I am in comparative and environmental physiology of fish with a primary focus on the performance of the respiratory system. Because the respiratory system responds tightly to whole-animal metabolic demands, my research allows me to explore how animals metabolically adapt to the environment. It is truly a discipline about the fire of life, and its interactions with the environment.

What do you find the most exciting about it?

I am excited about discovering how the principles of respiratory physiology are at work in the broader biological disciplines: ecology, aquaculture, virology, toxicology and bio-robotics. The knowledge generated from the broader context inspires me to advance the basic science of respiratory physiology.

What motivated you to do research in this area?

To discover the unknowns and to provide knowledge for conserving fish species in a rapidly changing environment. Our nature is changing at a rapid pace. For the first time in natural history, such a pace of change is caused by one species –– Homo sapiens. As an individual of the species that has touched other life on planet Earth, when I look back one day, I want to be able to say that I did my absolute best to contribute to the conservation of Mother Nature.

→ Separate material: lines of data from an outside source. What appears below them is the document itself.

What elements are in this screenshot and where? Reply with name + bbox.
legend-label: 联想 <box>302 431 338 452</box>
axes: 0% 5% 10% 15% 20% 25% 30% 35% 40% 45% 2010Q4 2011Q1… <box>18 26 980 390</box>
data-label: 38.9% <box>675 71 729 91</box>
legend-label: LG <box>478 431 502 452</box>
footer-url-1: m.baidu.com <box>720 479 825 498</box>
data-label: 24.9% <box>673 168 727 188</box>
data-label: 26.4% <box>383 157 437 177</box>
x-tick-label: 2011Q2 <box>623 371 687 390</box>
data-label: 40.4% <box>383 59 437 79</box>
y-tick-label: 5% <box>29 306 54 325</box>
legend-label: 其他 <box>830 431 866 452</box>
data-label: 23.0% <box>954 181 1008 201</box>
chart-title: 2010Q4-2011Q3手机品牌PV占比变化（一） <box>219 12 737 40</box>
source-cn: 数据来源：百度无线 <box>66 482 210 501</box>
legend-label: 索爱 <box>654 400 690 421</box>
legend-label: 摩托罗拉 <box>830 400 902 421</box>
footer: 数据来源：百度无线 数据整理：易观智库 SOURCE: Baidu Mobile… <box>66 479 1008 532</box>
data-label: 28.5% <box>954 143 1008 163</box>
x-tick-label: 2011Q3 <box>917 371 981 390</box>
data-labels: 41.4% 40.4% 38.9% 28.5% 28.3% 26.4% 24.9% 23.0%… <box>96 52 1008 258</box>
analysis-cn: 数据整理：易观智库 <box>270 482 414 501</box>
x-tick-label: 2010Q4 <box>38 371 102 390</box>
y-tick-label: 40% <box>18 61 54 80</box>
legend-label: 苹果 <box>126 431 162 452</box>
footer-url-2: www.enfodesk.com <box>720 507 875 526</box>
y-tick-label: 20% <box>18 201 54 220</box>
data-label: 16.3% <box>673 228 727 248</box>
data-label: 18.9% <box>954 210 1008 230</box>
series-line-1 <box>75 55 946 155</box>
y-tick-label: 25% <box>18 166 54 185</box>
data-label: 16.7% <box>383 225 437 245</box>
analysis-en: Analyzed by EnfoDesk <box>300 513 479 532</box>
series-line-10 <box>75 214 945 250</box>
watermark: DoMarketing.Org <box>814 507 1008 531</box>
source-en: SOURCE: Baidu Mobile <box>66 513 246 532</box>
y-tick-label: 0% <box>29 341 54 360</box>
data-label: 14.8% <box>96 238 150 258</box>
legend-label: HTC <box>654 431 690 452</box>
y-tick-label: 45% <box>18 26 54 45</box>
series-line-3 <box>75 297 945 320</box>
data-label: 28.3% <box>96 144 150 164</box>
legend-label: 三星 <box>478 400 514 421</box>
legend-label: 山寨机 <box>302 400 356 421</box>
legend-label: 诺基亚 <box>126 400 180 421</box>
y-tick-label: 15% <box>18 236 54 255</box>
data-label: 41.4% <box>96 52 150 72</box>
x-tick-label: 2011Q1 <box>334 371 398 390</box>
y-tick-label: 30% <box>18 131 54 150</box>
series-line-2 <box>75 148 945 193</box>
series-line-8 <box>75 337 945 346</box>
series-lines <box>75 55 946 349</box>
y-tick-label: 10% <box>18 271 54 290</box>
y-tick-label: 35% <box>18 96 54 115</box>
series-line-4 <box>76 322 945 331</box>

What challenges have you faced in your career so far?

As an experimental biologist, I go to where the animals are and study their truest form in their natal environment. As a result, I probably travelled 10,000 miles, and read 10,000 books. While I can read in the comfort of my home, my frequent travelling and re-location are hard on my family.

What is something that you are proud of that you have accomplished?

Being ranked #1 in the NSERC Postdoctoral Fellowship competition of 2021. This is the first year that NSERC removed the once-per-lifetime restriction on applications to the NSERC Postdoctoral Fellowships program, which increased the total amount of applicants and made it a stiffer competition than the previous years. I am humbled by the outcome when I competed with the brightest young minds in Canada of my generation.

In your future, what do you hope to achieve with the work that you are doing? How do you see this making a difference?

I want to better understand how selective pressure acts at the individual level and how selection drives ecological performances and evolutionary trajectories of a species. In a broader sense, all respiratory phenotypes of animals exhibited today are the results of evolution in the past. This is almost like giving me a time machine to have a peek to the past. Learning how and why phenotypes become what they are now, in turn, informs me of the mechanisms and principles at work. Knowing fundamentals provides us with a predictive power about the different possibilities of how the phenotype might evolve in the future. That is very valuable for our society at large.

What is one message you would like to share with students who are considering becoming a researcher?

Follow your instinct.

Share one example of where your LFS degree has allowed you to differentiate yourself.

LFS internal funding provided partial – but valuable – financial support for my graduate school training when I was not eligible for NSERC as a study permit holder.